A Strategy with a 25-year Record of 25% Returns

Indiana-based SBAuer Funds launched its inaugural mutual fund in December of 2007, after having established a successful track record with a separately managed account business. The Auer Growth Fund (AUERX) is managed by father-and-son team Robert and Bryan Auer. The Auers have employed the same stock selection system used by the fund for the last 25 years.

Bob Auer

I spoke with Bob Auer on November 2 at the Schwab IMPACT conference.

What is the history of your fund? I understand it grew out of a separately managed account business and then you created a mutual fund.

I was a registered investment adviser with Morgan Stanley. I started there in 1987, and I had a small retail practice for 21 years, from until 2007. I totally understand where advisors are coming from, because my business was advising clients. I had no institutional accounts.

In 1987, as a new young broker not knowing anything and trying to drum up business, I hit up my family, of course. My parents were not very wealthy, but my Dad had always dabbled in the stock market and he had a small IRA account from rolling over a pension from another company. He had $100,000 and he said I could have his account, but we had to take that $100,000 and buy 100 stocks, or up to $1,000 in each holding.

I thought that was a little overkill. We should have been able to at least take a $10,000 position, and we could have built a nice portfolio with 10 different stocks. He said, “No, I want to spread it in 100 companies, and give me a big discount on the commission so we don't get eaten up.” So that's what we did.

He had formulated – I give him all the credit – an investment thesis of simply doing three things: buying only companies that had 25% increase in earnings for the quarter versus last year's quarter (not for the year); sales or revenues up 20% year-over-year; and P/E ratios no more than 12. He gave us permission to buy the first 100 stocks we found that meet those criteria.

He added another caveat. “If you send me any research from your firm – at the time it was Dean Witter – I will close my account, because I don't want to be biased by that,” he said. “I just want it to meet these simple criteria.”

That was in 1987, before the crash on October 19. Just before the crash, the $100,000 was worth $120,000, so we had made 20%.

On the day of the crash we went down to $60,000. It dropped 50% in one day because the portfolio held micro-cap and small unheard-of stocks. But by the end of the year it was at $105,000 and we had a gain of 5%, which only equaled the S&P 500 for that year. We had worked our tails off – we had probably touched 120 stocks over the year – and we had only made $5,000.

He made five $2,000 contributions over the course of the next five years. So there was $110,000 invested, $100,000 initially and another $10,000 in small contributions. By the end of 2007, without adding any additional money, its value was $34 million. We kept to the same methodical investing system.

Nobody knew about it except me, my family, and the branch manager.

We started looking at it, humbly, and nothing beat it. Out of 10,000 mutual funds, nothing beat it. Warren Buffett didn't beat it.

Has anyone reviewed your performance record?

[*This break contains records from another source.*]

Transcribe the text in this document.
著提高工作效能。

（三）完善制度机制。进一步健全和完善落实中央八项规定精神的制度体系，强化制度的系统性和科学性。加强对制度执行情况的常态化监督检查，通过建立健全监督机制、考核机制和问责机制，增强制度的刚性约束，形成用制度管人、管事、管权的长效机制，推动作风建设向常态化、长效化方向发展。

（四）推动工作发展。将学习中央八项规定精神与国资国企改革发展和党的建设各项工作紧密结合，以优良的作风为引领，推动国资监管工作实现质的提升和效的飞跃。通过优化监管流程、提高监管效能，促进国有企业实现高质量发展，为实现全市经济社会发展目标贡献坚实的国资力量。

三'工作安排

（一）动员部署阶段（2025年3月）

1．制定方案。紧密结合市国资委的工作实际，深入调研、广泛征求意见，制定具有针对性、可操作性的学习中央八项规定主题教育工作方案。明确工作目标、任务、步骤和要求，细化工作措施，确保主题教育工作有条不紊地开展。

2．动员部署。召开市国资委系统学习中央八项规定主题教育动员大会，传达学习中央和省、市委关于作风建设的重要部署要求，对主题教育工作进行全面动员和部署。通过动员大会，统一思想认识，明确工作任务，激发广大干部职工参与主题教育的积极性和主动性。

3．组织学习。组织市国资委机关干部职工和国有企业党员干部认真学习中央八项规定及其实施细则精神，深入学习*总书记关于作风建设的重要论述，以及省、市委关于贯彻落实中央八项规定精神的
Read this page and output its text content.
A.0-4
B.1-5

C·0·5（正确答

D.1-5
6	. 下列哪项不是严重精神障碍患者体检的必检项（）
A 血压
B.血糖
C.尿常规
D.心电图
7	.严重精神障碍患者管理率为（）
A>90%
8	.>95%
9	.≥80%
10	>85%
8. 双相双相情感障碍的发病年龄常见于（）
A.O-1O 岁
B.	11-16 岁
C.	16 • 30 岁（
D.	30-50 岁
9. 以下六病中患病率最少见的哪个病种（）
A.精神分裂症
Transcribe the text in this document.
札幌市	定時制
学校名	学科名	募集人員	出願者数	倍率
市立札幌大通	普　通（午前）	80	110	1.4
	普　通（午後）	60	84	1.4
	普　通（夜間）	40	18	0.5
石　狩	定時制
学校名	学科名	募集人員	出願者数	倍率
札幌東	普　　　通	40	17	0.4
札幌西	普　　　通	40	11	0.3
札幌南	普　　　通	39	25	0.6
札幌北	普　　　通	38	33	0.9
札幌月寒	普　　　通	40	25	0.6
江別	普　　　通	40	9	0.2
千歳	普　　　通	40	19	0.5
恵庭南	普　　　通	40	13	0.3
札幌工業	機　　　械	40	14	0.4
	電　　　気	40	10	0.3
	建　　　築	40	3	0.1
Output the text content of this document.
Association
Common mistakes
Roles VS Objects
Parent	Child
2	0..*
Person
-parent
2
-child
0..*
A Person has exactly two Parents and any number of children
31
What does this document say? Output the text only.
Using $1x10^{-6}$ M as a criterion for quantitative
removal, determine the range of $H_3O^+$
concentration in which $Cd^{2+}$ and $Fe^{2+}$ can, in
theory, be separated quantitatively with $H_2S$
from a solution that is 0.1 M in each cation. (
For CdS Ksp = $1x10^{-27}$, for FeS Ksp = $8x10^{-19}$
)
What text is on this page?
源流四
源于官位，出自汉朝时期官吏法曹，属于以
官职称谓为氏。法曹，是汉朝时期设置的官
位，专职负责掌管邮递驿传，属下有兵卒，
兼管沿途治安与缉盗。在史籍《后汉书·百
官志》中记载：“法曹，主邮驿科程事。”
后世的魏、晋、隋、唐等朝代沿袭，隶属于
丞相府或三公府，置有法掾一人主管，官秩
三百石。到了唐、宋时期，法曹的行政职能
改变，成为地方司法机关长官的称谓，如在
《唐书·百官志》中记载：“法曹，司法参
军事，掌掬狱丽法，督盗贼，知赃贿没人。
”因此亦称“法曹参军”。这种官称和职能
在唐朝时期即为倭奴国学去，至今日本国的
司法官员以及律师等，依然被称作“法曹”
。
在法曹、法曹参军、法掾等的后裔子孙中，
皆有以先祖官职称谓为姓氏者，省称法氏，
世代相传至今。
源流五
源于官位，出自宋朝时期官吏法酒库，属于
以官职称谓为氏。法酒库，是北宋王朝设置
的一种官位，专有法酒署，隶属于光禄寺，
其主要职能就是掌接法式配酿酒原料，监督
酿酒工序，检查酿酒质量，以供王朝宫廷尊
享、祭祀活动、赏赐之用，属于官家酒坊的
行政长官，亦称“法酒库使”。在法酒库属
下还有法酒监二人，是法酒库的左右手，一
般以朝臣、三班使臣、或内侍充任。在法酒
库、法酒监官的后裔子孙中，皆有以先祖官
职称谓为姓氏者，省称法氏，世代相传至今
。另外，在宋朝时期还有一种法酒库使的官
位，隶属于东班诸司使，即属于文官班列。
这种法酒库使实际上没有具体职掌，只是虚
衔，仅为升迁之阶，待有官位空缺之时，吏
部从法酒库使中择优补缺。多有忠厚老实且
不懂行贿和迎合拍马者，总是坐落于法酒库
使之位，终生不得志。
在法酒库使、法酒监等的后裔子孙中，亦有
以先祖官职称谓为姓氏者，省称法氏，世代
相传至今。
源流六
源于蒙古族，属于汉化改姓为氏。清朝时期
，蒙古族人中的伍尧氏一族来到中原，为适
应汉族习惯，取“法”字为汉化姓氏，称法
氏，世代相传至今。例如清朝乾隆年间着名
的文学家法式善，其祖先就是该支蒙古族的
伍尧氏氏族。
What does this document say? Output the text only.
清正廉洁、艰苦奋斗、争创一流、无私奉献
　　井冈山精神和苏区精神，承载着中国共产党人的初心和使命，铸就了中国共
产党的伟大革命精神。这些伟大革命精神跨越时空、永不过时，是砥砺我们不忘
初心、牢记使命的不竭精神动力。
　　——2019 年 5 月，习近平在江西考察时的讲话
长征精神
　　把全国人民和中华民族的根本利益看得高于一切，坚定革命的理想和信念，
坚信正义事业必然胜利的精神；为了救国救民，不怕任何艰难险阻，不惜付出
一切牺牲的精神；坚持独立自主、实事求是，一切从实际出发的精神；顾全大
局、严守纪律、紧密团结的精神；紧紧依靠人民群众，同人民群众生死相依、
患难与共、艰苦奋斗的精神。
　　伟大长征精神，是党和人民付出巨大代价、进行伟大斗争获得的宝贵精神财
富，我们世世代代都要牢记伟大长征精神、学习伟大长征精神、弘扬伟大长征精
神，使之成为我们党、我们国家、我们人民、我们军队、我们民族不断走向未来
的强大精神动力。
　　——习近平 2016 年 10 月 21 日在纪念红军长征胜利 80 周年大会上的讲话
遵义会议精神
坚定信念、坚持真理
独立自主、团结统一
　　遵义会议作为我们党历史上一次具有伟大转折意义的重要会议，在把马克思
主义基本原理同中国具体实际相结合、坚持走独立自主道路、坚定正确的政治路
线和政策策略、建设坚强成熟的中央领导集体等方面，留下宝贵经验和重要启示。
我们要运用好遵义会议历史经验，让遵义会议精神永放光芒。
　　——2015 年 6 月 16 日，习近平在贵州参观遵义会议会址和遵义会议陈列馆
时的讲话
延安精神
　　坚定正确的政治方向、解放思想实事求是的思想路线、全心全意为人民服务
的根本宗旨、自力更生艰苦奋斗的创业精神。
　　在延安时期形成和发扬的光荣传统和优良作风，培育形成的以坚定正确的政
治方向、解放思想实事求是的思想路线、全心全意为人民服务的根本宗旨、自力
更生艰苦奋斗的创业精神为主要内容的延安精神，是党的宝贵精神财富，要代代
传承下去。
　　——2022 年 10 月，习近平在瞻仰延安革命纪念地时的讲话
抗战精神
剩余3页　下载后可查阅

We brought in one of the top auditing firms in the US. I personally picked up one of their partners from the airport. He went through 21 years of statements. When I drove him back, I asked, “Have you ever seen anything like this?” He said no, he hadn’t.

Our returns were achieved without ever shorting stocks and with no market timing whatsoever. We were always fully invested, through thick and thin. We had no leverage, because in an IRA there is no margin. We were basically in 100 names the whole time.

When we show people our track record, they say, “Oh you must have owned Cisco, Microsoft, Starbucks and Wal-Mart 20 years ago, because those were what were hot. They were the Apple Computers of those 20 years. But we never owned any of those stocks, because they always had too high a P/E ratio even though they often had the growth metrics we required.